Do other mammals have similar amounts of nose hairs to  humans?  I feel like I've seen nary a nose hair in another animal's nose by picture, pet, zoo. 

Possible interpretations that I'd like for you to weigh in on:

-We have the same amount it's just that humans have them closer to the exit of the nose.  Possibly because we have dextrous fingers? :)

-We have more because we lack turbinates. And why is that?  Our ancestral need to distance walk/run?  What does that say about our evolutionary climate? 

-Does it say anything about the specific evolutionary environment from which we come?  High dust desert?  High bug zone?

-Is it because we have a dry nose and less need to track by nose?

What other possibility I haven't thought about?

Other animals have nose hairs, we are not special in that regard. The amount varies, but I couldn't say anything about how much exactly.
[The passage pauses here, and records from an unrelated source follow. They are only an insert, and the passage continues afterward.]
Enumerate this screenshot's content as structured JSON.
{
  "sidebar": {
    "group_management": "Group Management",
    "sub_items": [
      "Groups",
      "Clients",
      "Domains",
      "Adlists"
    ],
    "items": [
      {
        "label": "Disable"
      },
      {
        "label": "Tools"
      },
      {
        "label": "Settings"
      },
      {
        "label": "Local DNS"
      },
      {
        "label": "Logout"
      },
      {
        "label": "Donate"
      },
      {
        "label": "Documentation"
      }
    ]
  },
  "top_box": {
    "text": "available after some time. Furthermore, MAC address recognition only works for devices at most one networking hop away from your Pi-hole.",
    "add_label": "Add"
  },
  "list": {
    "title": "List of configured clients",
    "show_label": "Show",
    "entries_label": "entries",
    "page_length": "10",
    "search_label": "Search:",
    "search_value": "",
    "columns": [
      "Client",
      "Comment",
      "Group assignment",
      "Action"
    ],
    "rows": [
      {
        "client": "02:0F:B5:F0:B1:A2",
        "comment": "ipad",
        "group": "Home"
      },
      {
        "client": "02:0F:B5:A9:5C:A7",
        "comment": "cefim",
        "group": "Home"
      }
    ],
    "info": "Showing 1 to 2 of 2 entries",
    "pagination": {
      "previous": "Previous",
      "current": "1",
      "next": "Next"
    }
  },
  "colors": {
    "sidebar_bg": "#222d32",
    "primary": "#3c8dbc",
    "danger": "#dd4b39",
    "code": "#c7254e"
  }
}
We don't lack turbinates. We have three sets, an inferior, middle, and superior. They are not as well developed as in some others, like say dogs and seals, but we have them and they are very important in helpig us to limit water loss through our nasal passages and to a small degree in helping to cool the brain (ok, only by about half to one degree, but still).

Most people think we evolved in a more open, drier climate, which was probably dusty, so it is possible we were selected for bushier noses than our more forest-bred ape relatives, but I don't know of any real studies on that.